As "a public figure," Soules lawyers wrote in his appeal, "an unnecessary trial" could be "even more damaging."
“If Mr. Soules is forced to proceed to trial and then appeal, there would be no way to undo the publicity and restore Mr. Soules to his original position … ," the court documents read. "Addressing this questionable and fundamentally unfair charge, given these facts, prior to trial, better serves the interests of justice."
Soules lawyers declined to comment on their appeal Tuesday. Buchanan County Attorney Shawn Harden was unavailable when reached Tuesday afternoon.
New details emerge
Soules' defense team also revealed new information about the night of the crash in their filing, citing minutes of testimony that are sealed to the public.
Soules was driving a pickup truck below the posted 55 mph speed limit, the court documents read. After the crash, four other individuals arrived on scene "nearly immediately."
While administering CPR to Mosher, Soules told an emergency dispatcher "that Mr. Mosher had blood coming out of his mouth and, after performing chest compressions, found a pulse," according to the filing.
"After blood began coming from Mr. Mosher's mouth and Mr. Soules stopped CPR, none of the other four individuals nearby on the scene restarted CPR," the documents read.

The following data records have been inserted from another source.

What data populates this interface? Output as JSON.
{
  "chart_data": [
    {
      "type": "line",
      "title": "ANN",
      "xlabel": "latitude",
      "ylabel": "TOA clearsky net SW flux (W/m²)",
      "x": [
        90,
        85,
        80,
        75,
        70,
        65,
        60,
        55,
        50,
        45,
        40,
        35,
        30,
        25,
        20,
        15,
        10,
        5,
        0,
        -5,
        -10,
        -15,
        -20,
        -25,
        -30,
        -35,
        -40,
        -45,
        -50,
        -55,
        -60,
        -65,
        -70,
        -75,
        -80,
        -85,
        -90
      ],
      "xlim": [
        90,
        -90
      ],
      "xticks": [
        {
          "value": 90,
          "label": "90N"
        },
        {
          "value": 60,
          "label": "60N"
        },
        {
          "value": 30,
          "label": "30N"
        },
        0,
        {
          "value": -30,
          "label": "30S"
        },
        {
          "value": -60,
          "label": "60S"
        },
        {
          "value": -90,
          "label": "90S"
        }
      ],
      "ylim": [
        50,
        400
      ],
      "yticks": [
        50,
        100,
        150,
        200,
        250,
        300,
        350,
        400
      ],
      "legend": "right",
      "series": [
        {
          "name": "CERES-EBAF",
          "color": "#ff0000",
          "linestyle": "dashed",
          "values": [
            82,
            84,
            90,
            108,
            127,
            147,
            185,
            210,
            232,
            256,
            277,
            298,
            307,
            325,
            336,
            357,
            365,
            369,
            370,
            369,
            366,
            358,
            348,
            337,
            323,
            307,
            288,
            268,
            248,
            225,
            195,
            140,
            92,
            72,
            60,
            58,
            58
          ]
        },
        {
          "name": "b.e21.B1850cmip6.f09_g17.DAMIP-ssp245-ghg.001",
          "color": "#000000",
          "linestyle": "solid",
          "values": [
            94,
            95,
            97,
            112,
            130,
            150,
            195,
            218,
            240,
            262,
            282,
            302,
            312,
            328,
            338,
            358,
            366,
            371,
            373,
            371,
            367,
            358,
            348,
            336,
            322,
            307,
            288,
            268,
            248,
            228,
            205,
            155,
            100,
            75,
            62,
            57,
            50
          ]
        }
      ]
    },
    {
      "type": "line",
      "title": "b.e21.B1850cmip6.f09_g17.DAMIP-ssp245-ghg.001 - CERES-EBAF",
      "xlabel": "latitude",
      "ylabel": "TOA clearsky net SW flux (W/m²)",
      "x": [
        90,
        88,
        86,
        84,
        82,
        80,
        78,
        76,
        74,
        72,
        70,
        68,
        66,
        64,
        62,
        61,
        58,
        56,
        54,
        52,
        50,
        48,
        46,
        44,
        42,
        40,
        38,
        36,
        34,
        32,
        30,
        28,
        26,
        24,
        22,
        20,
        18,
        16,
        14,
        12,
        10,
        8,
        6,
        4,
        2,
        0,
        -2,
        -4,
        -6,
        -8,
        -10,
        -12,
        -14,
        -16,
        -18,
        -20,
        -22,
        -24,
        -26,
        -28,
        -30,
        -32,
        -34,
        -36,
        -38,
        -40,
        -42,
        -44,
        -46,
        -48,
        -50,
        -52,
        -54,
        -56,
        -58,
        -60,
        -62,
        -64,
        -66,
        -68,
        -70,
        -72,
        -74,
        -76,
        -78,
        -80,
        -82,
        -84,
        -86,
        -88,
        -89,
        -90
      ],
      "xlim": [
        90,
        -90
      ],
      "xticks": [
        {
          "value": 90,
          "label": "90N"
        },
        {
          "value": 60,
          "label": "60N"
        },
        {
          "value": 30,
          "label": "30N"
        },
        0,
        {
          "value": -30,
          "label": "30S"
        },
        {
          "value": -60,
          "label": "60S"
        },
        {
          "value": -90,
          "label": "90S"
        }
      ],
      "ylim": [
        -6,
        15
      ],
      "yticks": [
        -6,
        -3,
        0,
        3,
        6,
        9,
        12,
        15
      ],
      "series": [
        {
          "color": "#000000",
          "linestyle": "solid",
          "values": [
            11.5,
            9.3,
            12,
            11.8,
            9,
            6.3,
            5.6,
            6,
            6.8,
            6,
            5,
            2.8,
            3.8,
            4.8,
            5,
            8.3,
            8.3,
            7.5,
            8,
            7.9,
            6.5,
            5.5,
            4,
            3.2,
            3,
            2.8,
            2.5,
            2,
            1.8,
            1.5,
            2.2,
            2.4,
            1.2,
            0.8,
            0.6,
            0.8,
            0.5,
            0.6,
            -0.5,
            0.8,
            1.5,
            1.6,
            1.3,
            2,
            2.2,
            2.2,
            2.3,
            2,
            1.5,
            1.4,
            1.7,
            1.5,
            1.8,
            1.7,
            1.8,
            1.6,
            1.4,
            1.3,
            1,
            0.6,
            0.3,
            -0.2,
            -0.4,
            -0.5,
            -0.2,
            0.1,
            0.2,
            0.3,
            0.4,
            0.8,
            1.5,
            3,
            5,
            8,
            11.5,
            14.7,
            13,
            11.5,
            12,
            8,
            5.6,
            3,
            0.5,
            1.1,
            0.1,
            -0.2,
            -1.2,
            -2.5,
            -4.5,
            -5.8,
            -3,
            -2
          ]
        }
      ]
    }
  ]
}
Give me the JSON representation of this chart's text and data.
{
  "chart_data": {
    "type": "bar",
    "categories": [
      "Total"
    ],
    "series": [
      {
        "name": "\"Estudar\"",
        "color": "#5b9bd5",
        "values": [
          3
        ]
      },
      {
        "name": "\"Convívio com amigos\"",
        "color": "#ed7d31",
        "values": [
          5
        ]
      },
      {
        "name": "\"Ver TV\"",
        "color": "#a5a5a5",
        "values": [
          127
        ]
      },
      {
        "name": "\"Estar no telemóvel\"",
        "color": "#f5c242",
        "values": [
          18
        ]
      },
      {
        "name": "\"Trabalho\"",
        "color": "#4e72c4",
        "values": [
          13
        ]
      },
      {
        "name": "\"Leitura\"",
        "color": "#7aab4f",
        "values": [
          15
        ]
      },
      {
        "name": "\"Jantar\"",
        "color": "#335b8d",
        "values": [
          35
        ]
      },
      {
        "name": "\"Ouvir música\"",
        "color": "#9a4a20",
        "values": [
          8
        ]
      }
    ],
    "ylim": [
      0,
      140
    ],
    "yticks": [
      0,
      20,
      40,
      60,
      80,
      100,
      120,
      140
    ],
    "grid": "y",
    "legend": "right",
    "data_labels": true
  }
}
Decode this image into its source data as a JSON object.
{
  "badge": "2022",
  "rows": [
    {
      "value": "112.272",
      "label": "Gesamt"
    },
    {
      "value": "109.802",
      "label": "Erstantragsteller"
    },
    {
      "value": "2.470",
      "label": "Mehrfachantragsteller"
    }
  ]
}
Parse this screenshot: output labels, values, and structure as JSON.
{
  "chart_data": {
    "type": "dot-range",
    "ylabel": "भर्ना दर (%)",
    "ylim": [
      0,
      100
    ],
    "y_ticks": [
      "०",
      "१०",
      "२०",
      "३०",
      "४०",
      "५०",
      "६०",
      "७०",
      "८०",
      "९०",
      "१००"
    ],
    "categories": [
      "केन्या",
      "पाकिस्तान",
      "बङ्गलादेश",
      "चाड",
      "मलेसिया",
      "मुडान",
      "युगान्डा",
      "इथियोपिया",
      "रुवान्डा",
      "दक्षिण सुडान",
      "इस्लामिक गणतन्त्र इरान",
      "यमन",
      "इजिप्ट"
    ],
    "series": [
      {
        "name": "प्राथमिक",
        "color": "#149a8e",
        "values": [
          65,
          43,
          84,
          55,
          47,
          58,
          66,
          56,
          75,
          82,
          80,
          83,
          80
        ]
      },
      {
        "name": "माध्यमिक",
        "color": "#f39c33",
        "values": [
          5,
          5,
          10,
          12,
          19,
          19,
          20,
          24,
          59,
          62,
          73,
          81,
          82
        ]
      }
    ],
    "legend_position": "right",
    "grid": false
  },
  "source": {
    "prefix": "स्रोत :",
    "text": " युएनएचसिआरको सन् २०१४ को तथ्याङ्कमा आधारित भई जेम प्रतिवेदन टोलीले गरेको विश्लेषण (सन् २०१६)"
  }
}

Soules remained on the phone with the dispatcher for more than 5 minutes, court documents said, and waited to direct emergency responders to Mosher.
"Mr. Soules did not depart the scene until several minutes later, after speaking with emergency responders and assured they had the situation in hand," the filing stated.
The tractor Mosher was driving was identified as a 2640 John Deere, which doesn't have an enclosed cab.